Bataille autour de Spirit Airlines
Le feuilleton de l’année 2022 aux Etats-Unis aura eu pour thème le rachat de Spirit Airlines. L’histoire commence de façon classique avec un projet de fusion dévoilé par Spirit Airlines et Frontier Airlines en février, prévoyant de créer la plus importante compagnie ultra-low-cost du pays. Mais JetBlue s’invite rapidement dans les discussions en présentant une contre-offre supérieure de 37 % à celle de Frontier Airlines pour que Spirit passe sous son giron. Après plusieurs mois de bataille de communication et malgré les inquiétudes soulevées quant au renforcement de JetBlue sur la côte Est (notamment en Floride), Spirit et JetBlue scellent leur rapprochement en juillet. A partir de mi-2024, JetBlue deviendra ainsi la cinquième compagnie américaine avec 77 millions de passagers potentiels, un chiffre d’affaires de 11,9 milliards de dollars et une flotte de 458 appareils (avec trois cents appareils supplémentaires en commande chez Airbus, A220 et A320neo).
Les choses bougent dans le ciel saoudien
Alors que l’Arabie saoudite s’appliquait à protéger son ciel et ses transporteurs, ses nouvelles ambitions ont complètement changé la donne. Désireux de devenir lui aussi une plateforme de correspondances reliant tous les continents, comme les Emirats arabes unis ou le Qatar, le royaume a multiplié les avancées pour favoriser le transport aérien. Après avoir assuré la modernisation et la croissance de Saudia, le gouvernement travaillerait au lancement d’une autre grande compagnie aérienne, pour le moment connue sous le nom de RIA. Soutenue par le fonds d’investissement souverain saoudien, elle pourrait passer une commande majeure d’A350 et aurait pour objectif de desservir 150 destinations sur tous les continents et faire de Riyad un hub de la puissance de Dubaï en quatre fois moins de temps. Pour cela, un plan directeur a été élaboré pour multiplier les capacités de l’aéroport à 120 millions de passagers annuels en 2030 et le doter de six pistes parallèles.

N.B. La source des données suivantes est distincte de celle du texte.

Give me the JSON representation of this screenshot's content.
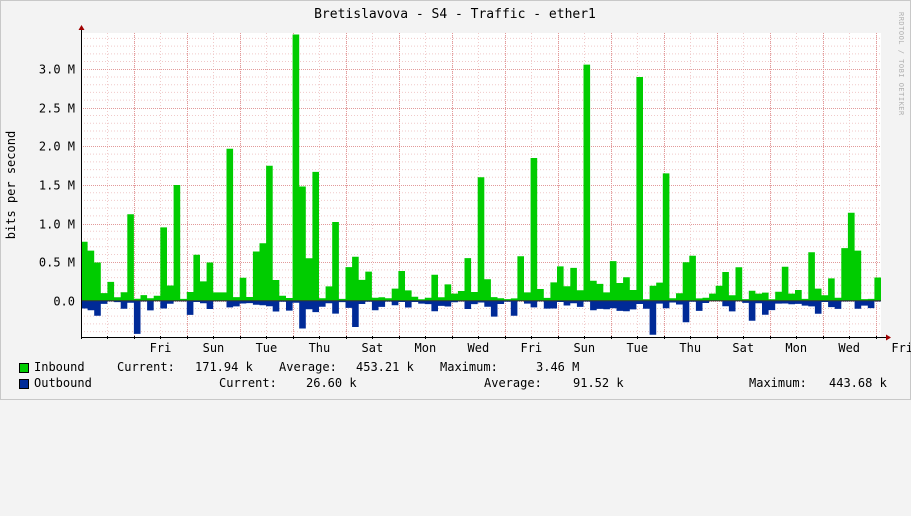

En parallèle, les autorités ont décidé cet été d’ouvrir l’espace aérien saoudien « à tous les transporteurs remplissant les conditions réglementaires de survol » et ont travaillé avec Wizz Air pour développer le transport aérien dans le pays – la low-cost hongroise y a commencé son développement cet automne. Une société de leasing nationale a été créée et réalisé ses premières opérations, AviLease, et flynas poursuit sa croissance, ayant le feu vert pour augmenter son carnet de commandes et ayant reçu ses premiers gros-porteurs (deux A330-300 pour pèlerinages et international).